On 8. 6. 2026 17:18, Sean McBride wrote:
On 5 Jun 2026, at 15:46, Johan Corveleyn wrote:
It detected identical files not only in our /branches vs
/trunk but also among the pristine copies
I'm curious about this last statement. What do you mean with "among
the pristine copies"? Among themselves in one single pristine area of
a WC? That would be ... unexpected, since they use the SHA-1 hash as
their filename.
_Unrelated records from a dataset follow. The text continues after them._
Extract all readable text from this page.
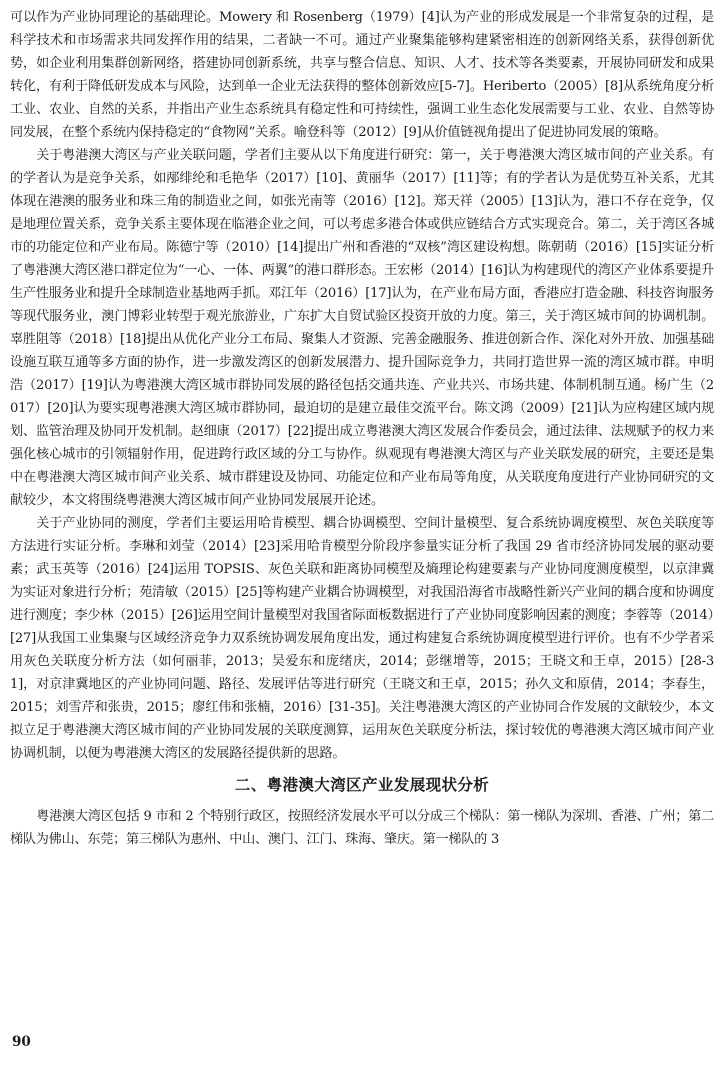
可以作为产业协同理论的基础理论。Mowery 和 Rosenberg（1979）[4]认为产业的形成发展是一个非常复杂的过程，是科学技术和市场需求共同发挥作用的结果，二者缺一不可。通过产业聚集能够构建紧密相连的创新网络关系，获得创新优势，如企业利用集群创新网络，搭建协同创新系统，共享与整合信息、知识、人才、技术等各类要素，开展协同研发和成果转化，有利于降低研发成本与风险，达到单一企业无法获得的整体创新效应[5-7]。Heriberto（2005）[8]从系统角度分析工业、农业、自然的关系，并指出产业生态系统具有稳定性和可持续性，强调工业生态化发展需要与工业、农业、自然等协同发展，在整个系统内保持稳定的“食物网”关系。喻登科等（2012）[9]从价值链视角提出了促进协同发展的策略。

关于粤港澳大湾区与产业关联问题，学者们主要从以下角度进行研究：第一，关于粤港澳大湾区城市间的产业关系。有的学者认为是竞争关系，如邴绯纶和毛艳华（2017）[10]、黄丽华（2017）[11]等；有的学者认为是优势互补关系，尤其体现在港澳的服务业和珠三角的制造业之间，如张光南等（2016）[12]。郑天祥（2005）[13]认为，港口不存在竞争，仅是地理位置关系，竞争关系主要体现在临港企业之间，可以考虑多港合体或供应链结合方式实现竞合。第二，关于湾区各城市的功能定位和产业布局。陈德宁等（2010）[14]提出广州和香港的“双核”湾区建设构想。陈朝萌（2016）[15]实证分析了粤港澳大湾区港口群定位为“一心、一体、两翼”的港口群形态。王宏彬（2014）[16]认为构建现代的湾区产业体系要提升生产性服务业和提升全球制造业基地两手抓。邓江年（2016）[17]认为，在产业布局方面，香港应打造金融、科技咨询服务等现代服务业，澳门博彩业转型于观光旅游业，广东扩大自贸试验区投资开放的力度。第三，关于湾区城市间的协调机制。辜胜阻等（2018）[18]提出从优化产业分工布局、聚集人才资源、完善金融服务、推进创新合作、深化对外开放、加强基础设施互联互通等多方面的协作，进一步激发湾区的创新发展潜力、提升国际竞争力，共同打造世界一流的湾区城市群。申明浩（2017）[19]认为粤港澳大湾区城市群协同发展的路径包括交通共连、产业共兴、市场共建、体制机制互通。杨广生（2017）[20]认为要实现粤港澳大湾区城市群协同，最迫切的是建立最佳交流平台。陈文鸿（2009）[21]认为应构建区域内规划、监管治理及协同开发机制。赵细康（2017）[22]提出成立粤港澳大湾区发展合作委员会，通过法律、法规赋予的权力来强化核心城市的引领辐射作用，促进跨行政区域的分工与协作。纵观现有粤港澳大湾区与产业关联发展的研究，主要还是集中在粤港澳大湾区城市间产业关系、城市群建设及协同、功能定位和产业布局等角度，从关联度角度进行产业协同研究的文献较少，本文将围绕粤港澳大湾区城市间产业协同发展展开论述。

关于产业协同的测度，学者们主要运用哈肯模型、耦合协调模型、空间计量模型、复合系统协调度模型、灰色关联度等方法进行实证分析。李琳和刘莹（2014）[23]采用哈肯模型分阶段序参量实证分析了我国 29 省市经济协同发展的驱动要素；武玉英等（2016）[24]运用 TOPSIS、灰色关联和距离协同模型及熵理论构建要素与产业协同度测度模型，以京津冀为实证对象进行分析；苑清敏（2015）[25]等构建产业耦合协调模型，对我国沿海省市战略性新兴产业间的耦合度和协调度进行测度；李少林（2015）[26]运用空间计量模型对我国省际面板数据进行了产业协同度影响因素的测度；李蓉等（2014）[27]从我国工业集聚与区域经济竞争力双系统协调发展角度出发，通过构建复合系统协调度模型进行评价。也有不少学者采用灰色关联度分析方法（如何丽菲，2013；吴爱东和庞绪庆，2014；彭继增等，2015；王晓文和王卓，2015）[28-31]，对京津冀地区的产业协同问题、路径、发展评估等进行研究（王晓文和王卓，2015；孙久文和原倩，2014；李春生，2015；刘雪芹和张贵，2015；廖红伟和张楠，2016）[31-35]。关注粤港澳大湾区的产业协同合作发展的文献较少，本文拟立足于粤港澳大湾区城市间的产业协同发展的关联度测算，运用灰色关联度分析法，探讨较优的粤港澳大湾区城市间产业协调机制，以便为粤港澳大湾区的发展路径提供新的思路。

二、粤港澳大湾区产业发展现状分析

粤港澳大湾区包括 9 市和 2 个特别行政区，按照经济发展水平可以分成三个梯队：第一梯队为深圳、香港、广州；第二梯队为佛山、东莞；第三梯队为惠州、中山、澳门、江门、珠海、肇庆。第一梯队的 3

90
So unless you have SHA-1 collisions in there, there
should be no duplicate files in there.
For example, given this folder:
|% ls -la drwxr-xr-x 7 sean staff 224 Feb 15 2020 .svn drwxr-xr-x 5
sean staff 160 Feb 19 2025 branches drwxr-xr-x 25 sean staff 800 Feb
11 14:56 trunk |
I do a dry-run with the tool and it outputs:
|using
./.svn/pristine/1e/1eb3de0f0fd4c1b67327614eb3db918f1a97e36d.svn-base
as the clone origin (first seen) cloning to
./branches/2.5.x/Docs/UserManuals/Image.png cloning to
./trunk/Docs/UserManuals/Image.png |
In other words it has found 3 identical files. It does not matter that
their file names are different, their file contents are the same.
These 3 copies get reduced to 1 copy and 2 "pointers".
OK, that makes sense, there's only one pristine file but two copies in
the WC. That's not surprising, given that you check out the whole tree,
trunk and branches included. Also it means that our pristine
deduplication works. :)
-- Brane